Todos os
anos o ano começa assim, com o dia internacional da paz: muita paz, muito amor,
muita esperança, este ano houve até quem desejasse menos terrorismo. Os
governantes e até os que os governam fazem discursos bonitos, prometem que
agora é que vai ser, mais justiça, mais igualdade, mais trabalho pela paz,
enfim uma vida nova e redentora.
Amanhã, como
sabemos, tudo está na mesma, provavelmente um pouco pior. As mesmas guerras e
mais algumas, a via-sacra dos refugiados a fugir do martírio e a esbarrar nas
barreiras e cercas que os esmagam, direitos sociais e humanos dos cidadãos e
das famílias em degradação contínua, as esperanças concretizadas representando
uma ínfima parcela das malfeitorias cometidas.
O Papa fala,
apela, e as suas mensagens entram por um ouvido e saem pelo outro não apenas
dos malvados dos senhores da guerra, sabendo nós muito bem que estes não são
apenas os bandidos armados que combatem pelas suas quintas, pelas suas regiões,
pelo leilão dos bens que a natureza colocou na sua zona de influência, mas
são-no também, e com acrescidas responsabilidades, os generais e chefes
políticos da NATO e outras natos, que hipocritamente fazem da invocação de
defender a arte de matar e a destreza de conquistar.
O ano novo
começou igualzinho ao ano velho porque por muito bem-intencionados que todos
sejamos, incluindo, nestas horas, todos os senhores da guerra, não é fazendo votos
a cada uma de uma dúzia de passas engolidas, mudando de calendário e de agenda
que o mundo se despovoa da cáfila de malfeitores que o destroem ora
governando-o, ora apropriando-se em privado dos bens que são de todos, ora
organizando as pessoas em exércitos e rebanhos ao serviço de interesses que não
dizem respeito a cada individualidade que os compõe, ora poluindo-o enquanto
asseguram que o irão despoluir com resultados que poderão talvez ser observados
a partir de 2050, quem viver verá.
Acreditar
que cada novo ano é capaz de trazer a paz é o mesmo que passar a vida inteira à
espera de um milagre sabendo que milagres não existem, a não ser os que forem
obra de cada um de nós. E se for juntando forças, ideias e convicções, tanto melhor.

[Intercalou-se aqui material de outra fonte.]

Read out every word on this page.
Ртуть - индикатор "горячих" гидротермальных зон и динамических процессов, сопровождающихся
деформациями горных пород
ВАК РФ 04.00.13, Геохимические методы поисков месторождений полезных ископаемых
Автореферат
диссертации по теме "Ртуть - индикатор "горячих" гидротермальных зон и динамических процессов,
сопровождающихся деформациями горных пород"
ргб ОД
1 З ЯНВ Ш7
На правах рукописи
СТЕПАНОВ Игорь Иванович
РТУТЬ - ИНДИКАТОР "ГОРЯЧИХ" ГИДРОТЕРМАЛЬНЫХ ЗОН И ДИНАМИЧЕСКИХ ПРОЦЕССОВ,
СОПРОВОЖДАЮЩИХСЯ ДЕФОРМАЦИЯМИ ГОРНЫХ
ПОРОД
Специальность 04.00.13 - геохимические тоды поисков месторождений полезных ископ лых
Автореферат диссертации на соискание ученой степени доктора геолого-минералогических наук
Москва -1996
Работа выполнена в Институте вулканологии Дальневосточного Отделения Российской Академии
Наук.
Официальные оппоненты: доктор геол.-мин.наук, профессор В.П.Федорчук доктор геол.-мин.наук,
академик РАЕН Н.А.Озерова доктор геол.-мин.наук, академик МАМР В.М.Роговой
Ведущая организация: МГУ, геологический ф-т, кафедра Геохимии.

Isso não acontecerá num dia em que mudar o ano ou num dia internacional de
qualquer coisa, mas sim quando finalmente existirem as forças e condições para
nos vermos livres dos famosos donos disto tudo. Impossível? Impossíveis são os
milagres: isto podemos tentar. É a escolha entre o milagre e a vida, entre a
espera inútil e a acção capaz de produzir efeitos, até quando menos se espera.